I miss you guys so much! And if nothing else I want to at least explain why I suddenly stopped.
Last June I got caught up in thinking about everything I would be doing in the summer. I started journaling a lot, which I have continued doing. And I thought about the differences between blogging and jounaling.
There were a lot of things I didn't know. Like, I didn't know why I blogged, or anyone for that matter. Why do people post personal things on the Internet? That's crazy. How can someone come to trust online friends as closely as (sometimes more than) other friends? I did and I didn't know why. That frustrasted me a lot. I didn't know why someone would send me a gift just from getting to know me through my written expression through blogging. And yet, that happened. It's over my head a bit, just something I couldn't and still don't really get.

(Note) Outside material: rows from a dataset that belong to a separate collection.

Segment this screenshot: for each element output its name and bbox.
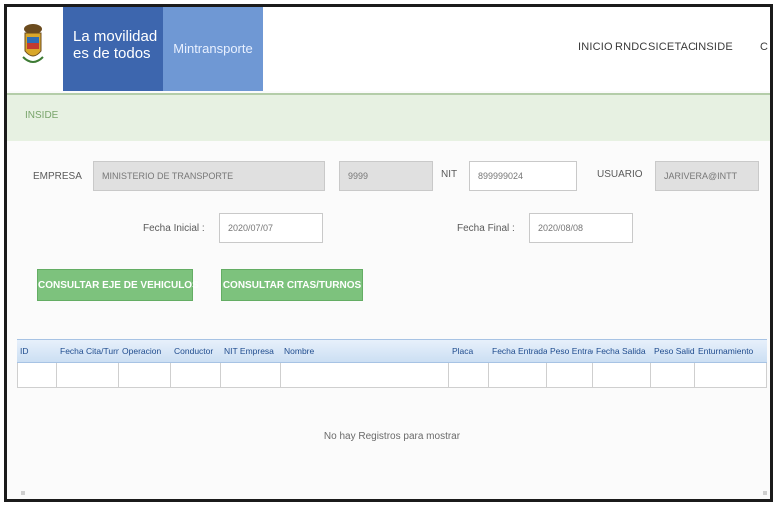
column-header-operacion[interactable]: Operacion xyxy=(119,340,171,362)
table-cell xyxy=(119,363,171,387)
consultar-vehiculos-button[interactable]: CONSULTAR EJE DE VEHICULOS xyxy=(37,269,199,301)
column-header-enturnamiento[interactable]: Enturnamiento xyxy=(695,340,767,362)
app-window: La movilidad es de todos Mintransporte I… xyxy=(4,4,773,502)
usuario-label: USUARIO xyxy=(597,169,643,180)
site-header: La movilidad es de todos Mintransporte I… xyxy=(7,7,770,91)
nit-field[interactable]: 899999024 xyxy=(469,161,577,191)
brand-line-1: La movilidad xyxy=(73,28,158,45)
fecha-inicial-input[interactable]: 2020/07/07 xyxy=(219,213,323,243)
nav-item-inicio[interactable]: INICIO xyxy=(578,41,613,53)
empresa-label: EMPRESA xyxy=(33,171,82,182)
brand-line-2: es de todos xyxy=(73,45,151,62)
empresa-field[interactable]: MINISTERIO DE TRANSPORTE xyxy=(93,161,325,191)
nit-label: NIT xyxy=(441,169,458,180)
brand-logo[interactable]: La movilidad es de todos xyxy=(63,7,163,91)
column-header-nombre[interactable]: Nombre xyxy=(281,340,449,362)
consultar-turnos-button[interactable]: CONSULTAR CITAS/TURNOS xyxy=(221,269,363,301)
ministry-logo[interactable]: Mintransporte xyxy=(163,7,263,91)
breadcrumb: INSIDE xyxy=(7,93,770,141)
breadcrumb-item-inside[interactable]: INSIDE xyxy=(25,110,58,121)
column-header-fecha-entrada[interactable]: Fecha Entrada xyxy=(489,340,547,362)
table-cell xyxy=(651,363,695,387)
table-cell xyxy=(57,363,119,387)
column-header-peso-salida[interactable]: Peso Salida xyxy=(651,340,695,362)
column-header-fecha-cita[interactable]: Fecha Cita/Turno xyxy=(57,340,119,362)
empresa-code-field[interactable]: 9999 xyxy=(339,161,433,191)
table-cell xyxy=(17,363,57,387)
table-cell xyxy=(449,363,489,387)
nav-item-inside[interactable]: INSIDE xyxy=(695,41,733,53)
column-header-conductor[interactable]: Conductor xyxy=(171,340,221,362)
column-header-placa[interactable]: Placa xyxy=(449,340,489,362)
nav-item-rndc[interactable]: RNDC xyxy=(615,41,648,53)
column-header-fecha-salida[interactable]: Fecha Salida xyxy=(593,340,651,362)
column-header-nit-empresa[interactable]: NIT Empresa xyxy=(221,340,281,362)
table-cell xyxy=(695,363,767,387)
usuario-field[interactable]: JARIVERA@INTT xyxy=(655,161,759,191)
fecha-final-label: Fecha Final : xyxy=(457,223,515,234)
table-cell xyxy=(593,363,651,387)
table-row xyxy=(17,363,767,388)
coat-of-arms-icon xyxy=(21,21,45,67)
table-cell xyxy=(547,363,593,387)
fecha-final-input[interactable]: 2020/08/08 xyxy=(529,213,633,243)
nav-item-c[interactable]: C xyxy=(760,41,768,53)
fecha-inicial-label: Fecha Inicial : xyxy=(143,223,205,234)
nav-item-sicetac[interactable]: SICETAC xyxy=(648,41,696,53)
table-cell xyxy=(489,363,547,387)
empty-table-message: No hay Registros para mostrar xyxy=(323,431,461,442)
column-header-peso-entrada[interactable]: Peso Entrada xyxy=(547,340,593,362)
scroll-right-arrow-icon[interactable] xyxy=(763,491,767,495)
table-cell xyxy=(171,363,221,387)
table-header: ID Fecha Cita/Turno Operacion Conductor … xyxy=(17,339,767,363)
table-cell xyxy=(281,363,449,387)
column-header-id[interactable]: ID xyxy=(17,340,57,362)
scroll-left-arrow-icon[interactable] xyxy=(21,491,25,495)
table-cell xyxy=(221,363,281,387)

So before heading off to Thunder Bay for the camp I did I was sincerely planning on returning home to type up those journals. I was planning on typing up my whole summer here but that wouldn't have happened anyways because of the massive amounts of eternity that would take. Reading it alone would take a week if you were reading during all your spare time.

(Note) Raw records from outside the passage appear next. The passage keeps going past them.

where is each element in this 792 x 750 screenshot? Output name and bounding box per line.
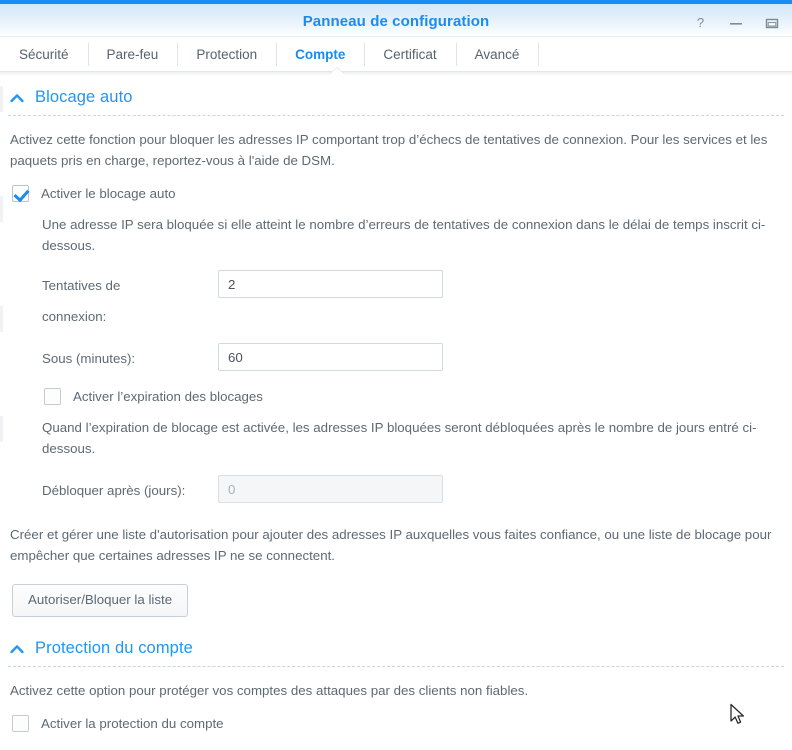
enable-block-expiration-row[interactable]: Activer l’expiration des blocages [0,388,792,405]
enable-block-expiration-checkbox[interactable] [44,388,61,405]
enable-account-protection-checkbox[interactable] [12,715,29,732]
window-controls: ? [692,15,780,31]
minimize-icon[interactable] [728,15,744,31]
enable-account-protection-row[interactable]: Activer la protection du compte [0,715,792,732]
tab-bar-filler [538,38,792,71]
help-icon[interactable]: ? [692,15,708,31]
within-minutes-input[interactable] [218,343,443,371]
maximize-icon[interactable] [764,15,780,31]
settings-content: Blocage auto Activez cette fonction pour… [0,78,792,750]
account-protection-description: Activez cette option pour protéger vos c… [10,683,529,698]
control-panel-window: Panneau de configuration ? Sécurité Pare… [0,0,792,750]
svg-text:?: ? [696,16,703,30]
login-attempts-label-line2: connexion: [42,309,107,324]
tab-compte[interactable]: Compte [276,38,364,71]
chevron-up-icon[interactable] [10,642,24,656]
active-tab-notch [329,66,345,75]
tab-label: Pare-feu [106,47,159,62]
section-divider [8,115,784,116]
tab-securite[interactable]: Sécurité [0,38,88,71]
login-attempts-label-line1: Tentatives de [42,278,121,293]
auto-block-hint: Une adresse IP sera bloquée si elle atte… [42,217,766,253]
section-title: Blocage auto [35,88,133,106]
enable-auto-block-checkbox[interactable] [12,185,29,202]
enable-block-expiration-label: Activer l’expiration des blocages [73,389,263,404]
block-expiration-hint: Quand l’expiration de blocage est activé… [42,420,757,456]
login-attempts-label: Tentatives de connexion: [42,270,218,327]
tab-pare-feu[interactable]: Pare-feu [87,38,178,71]
allow-block-list-description: Créer et gérer une liste d'autorisation … [10,527,772,563]
login-attempts-row: Tentatives de connexion: [0,270,792,327]
unblock-after-days-row: Débloquer après (jours): [0,475,792,503]
allow-block-list-button[interactable]: Autoriser/Bloquer la liste [12,584,189,617]
tab-label: Sécurité [19,47,69,62]
tab-avance[interactable]: Avancé [455,38,539,71]
section-title: Protection du compte [35,639,193,657]
enable-auto-block-row[interactable]: Activer le blocage auto [0,185,792,202]
section-header-auto-block[interactable]: Blocage auto [0,78,792,115]
unblock-after-days-label: Débloquer après (jours): [42,483,186,498]
tab-underline [0,71,792,76]
tab-label: Certificat [383,47,437,62]
within-minutes-row: Sous (minutes): [0,343,792,371]
section-divider [8,666,784,667]
enable-auto-block-label: Activer le blocage auto [41,186,176,201]
within-minutes-label: Sous (minutes): [42,351,136,366]
enable-account-protection-label: Activer la protection du compte [41,716,224,731]
chevron-up-icon[interactable] [10,91,24,105]
tab-bar: Sécurité Pare-feu Protection Compte Cert… [0,38,792,71]
auto-block-description: Activez cette fonction pour bloquer les … [10,132,768,168]
tab-label: Compte [295,47,346,62]
login-attempts-input[interactable] [218,270,443,298]
tab-label: Protection [196,47,258,62]
window-titlebar: Panneau de configuration ? [0,4,792,37]
unblock-after-days-input[interactable] [218,475,443,503]
tab-label: Avancé [474,47,520,62]
tab-certificat[interactable]: Certificat [364,38,455,71]
tab-protection[interactable]: Protection [177,38,276,71]
window-title: Panneau de configuration [302,13,490,30]
section-header-account-protection[interactable]: Protection du compte [0,617,792,666]
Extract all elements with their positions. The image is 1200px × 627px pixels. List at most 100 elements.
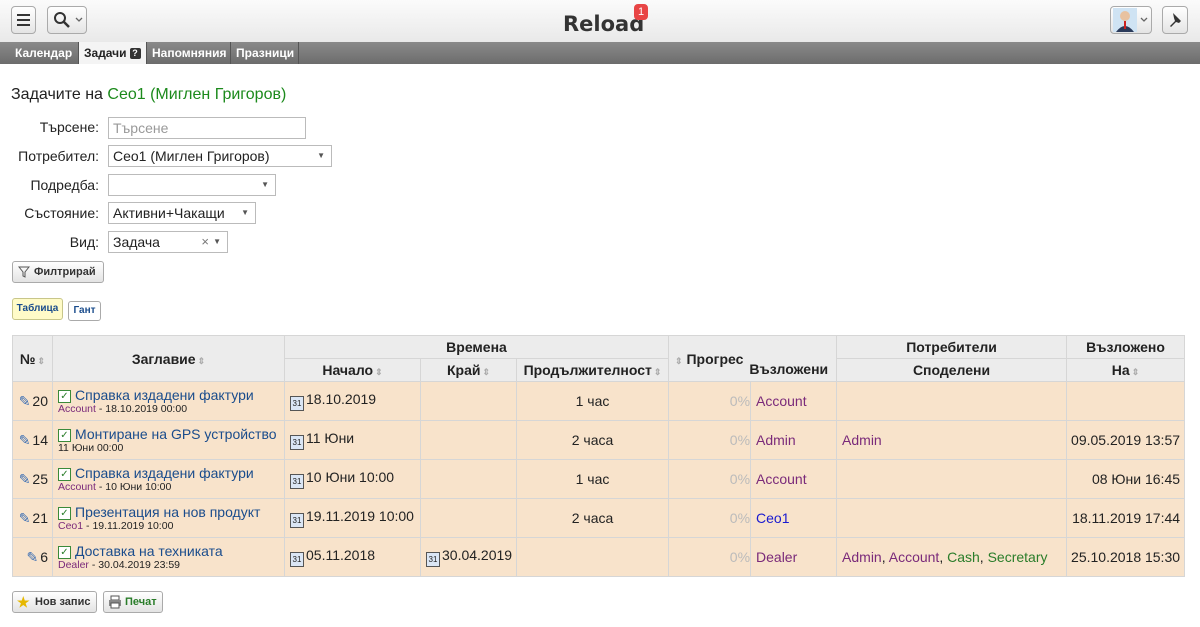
view-gantt-button[interactable]: Гант <box>68 301 101 321</box>
calendar-icon[interactable]: 31 <box>290 513 304 528</box>
col-end-header[interactable]: Край ⇕ <box>420 358 517 382</box>
col-title-header[interactable]: Заглавие ⇕ <box>52 335 285 382</box>
tab-bar: Календар Задачи? Напомняния Празници <box>0 42 1200 64</box>
chevron-down-icon: ▼ <box>317 151 325 160</box>
assigned-cell[interactable]: Admin <box>750 420 838 460</box>
task-owner[interactable]: Ceo1 <box>58 520 83 532</box>
user-menu-button[interactable] <box>1110 6 1152 34</box>
pin-button[interactable] <box>1162 6 1188 34</box>
task-owner[interactable]: Account <box>58 481 96 493</box>
tab-holidays[interactable]: Празници <box>231 42 299 64</box>
table-row[interactable]: ✎ 14 ✓ Монтиране на GPS устройство 11 Юни 00… <box>12 420 1186 460</box>
tab-reminders[interactable]: Напомняния <box>147 42 231 64</box>
col-progress-header[interactable]: ⇕ ПрогресВъзложени <box>668 335 838 382</box>
assigned-on-cell: 08 Юни 16:45 <box>1066 459 1186 499</box>
pencil-icon[interactable]: ✎ <box>26 549 38 565</box>
row-number-cell: ✎ 6 <box>12 537 53 577</box>
app-title: Reload <box>563 12 645 36</box>
progress-cell: 0% <box>668 381 752 421</box>
shared-user[interactable]: Account <box>889 549 940 565</box>
col-start-header[interactable]: Начало ⇕ <box>284 358 421 382</box>
col-duration-header[interactable]: Продължителност ⇕ <box>515 358 670 382</box>
calendar-icon[interactable]: 31 <box>290 396 304 411</box>
start-cell: 31 05.11.2018 <box>284 537 421 577</box>
table-row[interactable]: ✎ 25 ✓ Справка издадени фактури Account - 10… <box>12 459 1186 499</box>
printer-icon <box>109 595 121 609</box>
group-users-header: Потребители <box>836 335 1068 359</box>
task-title-link[interactable]: Справка издадени фактури <box>75 465 254 481</box>
search-button[interactable] <box>47 6 87 34</box>
clear-icon[interactable]: × <box>201 232 209 252</box>
progress-cell: 0% <box>668 537 752 577</box>
calendar-icon[interactable]: 31 <box>426 552 440 567</box>
end-cell <box>420 459 517 499</box>
task-owner[interactable]: Account <box>58 403 96 415</box>
checkbox-icon[interactable]: ✓ <box>58 507 71 520</box>
user-select[interactable]: Ceo1 (Миглен Григоров) ▼ <box>108 145 332 167</box>
table-row[interactable]: ✎ 6 ✓ Доставка на техниката Dealer - 30.04.2… <box>12 537 1186 577</box>
assigned-cell[interactable]: Account <box>750 381 838 421</box>
checkbox-icon[interactable]: ✓ <box>58 468 71 481</box>
assigned-on-cell: 09.05.2019 13:57 <box>1066 420 1186 460</box>
pencil-icon[interactable]: ✎ <box>19 432 31 448</box>
checkbox-icon[interactable]: ✓ <box>58 390 71 403</box>
tab-tasks[interactable]: Задачи? <box>79 42 147 64</box>
page-title: Задачите на Ceo1 (Миглен Григоров) <box>11 86 286 104</box>
pencil-icon[interactable]: ✎ <box>19 510 31 526</box>
shared-user[interactable]: Secretary <box>988 549 1048 565</box>
print-button[interactable]: Печат <box>103 591 163 613</box>
new-record-button[interactable]: ★ Нов запис <box>12 591 97 613</box>
filter-button[interactable]: Филтрирай <box>12 261 104 283</box>
sort-select[interactable]: ▼ <box>108 174 276 196</box>
notification-badge[interactable]: 1 <box>634 4 648 20</box>
calendar-icon[interactable]: 31 <box>290 474 304 489</box>
filter-icon <box>18 266 30 278</box>
task-title-link[interactable]: Монтиране на GPS устройство <box>75 426 277 442</box>
row-title-cell: ✓ Справка издадени фактури Account - 18.10… <box>52 381 285 421</box>
col-no-header[interactable]: № ⇕ <box>12 335 53 382</box>
table-row[interactable]: ✎ 20 ✓ Справка издадени фактури Account - 18… <box>12 381 1186 421</box>
progress-cell: 0% <box>668 420 752 460</box>
kind-select[interactable]: Задача × ▼ <box>108 231 228 253</box>
menu-button[interactable] <box>11 6 36 34</box>
calendar-icon[interactable]: 31 <box>290 435 304 450</box>
avatar <box>1113 8 1148 32</box>
start-value: 05.11.2018 <box>306 547 376 563</box>
tab-holidays-label: Празници <box>236 46 295 60</box>
progress-cell: 0% <box>668 459 752 499</box>
group-assigned-on-header: Възложено <box>1066 335 1186 359</box>
task-title-link[interactable]: Справка издадени фактури <box>75 387 254 403</box>
view-table-button[interactable]: Таблица <box>12 298 63 320</box>
assigned-cell[interactable]: Account <box>750 459 838 499</box>
task-title-link[interactable]: Презентация на нов продукт <box>75 504 260 520</box>
calendar-icon[interactable]: 31 <box>290 552 304 567</box>
sort-label: Подредба: <box>30 177 99 193</box>
pin-icon <box>1170 13 1181 27</box>
user-label: Потребител: <box>18 148 99 164</box>
row-title-cell: ✓ Монтиране на GPS устройство 11 Юни 00:00 <box>52 420 285 460</box>
col-on-header[interactable]: На ⇕ <box>1066 358 1186 382</box>
assigned-cell[interactable]: Ceo1 <box>750 498 838 538</box>
row-number: 25 <box>32 470 48 487</box>
tab-reminders-label: Напомняния <box>152 46 227 60</box>
shared-user[interactable]: Cash <box>947 549 980 565</box>
checkbox-icon[interactable]: ✓ <box>58 429 71 442</box>
checkbox-icon[interactable]: ✓ <box>58 546 71 559</box>
help-icon[interactable]: ? <box>129 48 141 60</box>
table-row[interactable]: ✎ 21 ✓ Презентация на нов продукт Ceo1 - 19.… <box>12 498 1186 538</box>
status-select[interactable]: Активни+Чакащи ▼ <box>108 202 256 224</box>
tab-calendar[interactable]: Календар <box>10 42 79 64</box>
start-value: 11 Юни <box>306 430 355 446</box>
shared-user[interactable]: Admin <box>842 432 882 448</box>
shared-user[interactable]: Admin <box>842 549 882 565</box>
sort-icon: ⇕ <box>37 355 46 366</box>
search-input[interactable]: Търсене <box>108 117 306 139</box>
assigned-on-cell: 18.11.2019 17:44 <box>1066 498 1186 538</box>
pencil-icon[interactable]: ✎ <box>19 393 31 409</box>
assigned-cell[interactable]: Dealer <box>750 537 838 577</box>
task-owner[interactable]: Dealer <box>58 559 89 571</box>
pencil-icon[interactable]: ✎ <box>19 471 31 487</box>
page-title-user[interactable]: Ceo1 (Миглен Григоров) <box>107 86 286 103</box>
task-title-link[interactable]: Доставка на техниката <box>75 543 223 559</box>
page-title-prefix: Задачите на <box>11 86 103 103</box>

But my resistence to blogging grew during the summer. So I started posting vague, short summaries of events, rather than the details. I began to feel like no one was reading and eventually I just stopped. Sorry.
I've been missing you guys a lot! No lie, and for a while. Since I quit, I started another blog. What I really wanted was to come back to this though. I'll tell you what it is, it's no secret. But it's not like this blog. I refrained myself from letting myself often writing personal things. It's www.bottleoffanta.blogspot.com, check it out if you want. Doesn't make a difference to me anymore.
If you still pray for me at all, then thank you. If not, no worries! Don't go kicking yourself saying, "I'm so sorry! I thought you were dead so I started praying for your family instead!" Just kidding. Seriously, let's not joke about death. Mom just came to my door in tears for my aunt who has three brain aneurysms. She's not dead but my mom very worried about her because the doctors don't know how to treat her yet. And today, I just found out that a grade 10 at my school committed suicide yesterday. I never knew her but it's really awful.
That's all besides the point. I want to start blogging a bit more again. Maybe just slowly at first. As you may have guessed, a lot has happened since Semptember 15, 2008, so if you want to know anything just ask. Or about my summer too. Or if you missed me too, then please, please leave me a comment! I miss the community here sooo much. I love you guys, Steph.
1 comment:
Sorry if me sending you a gift freaked you out. My love language is gifting, I can't help it.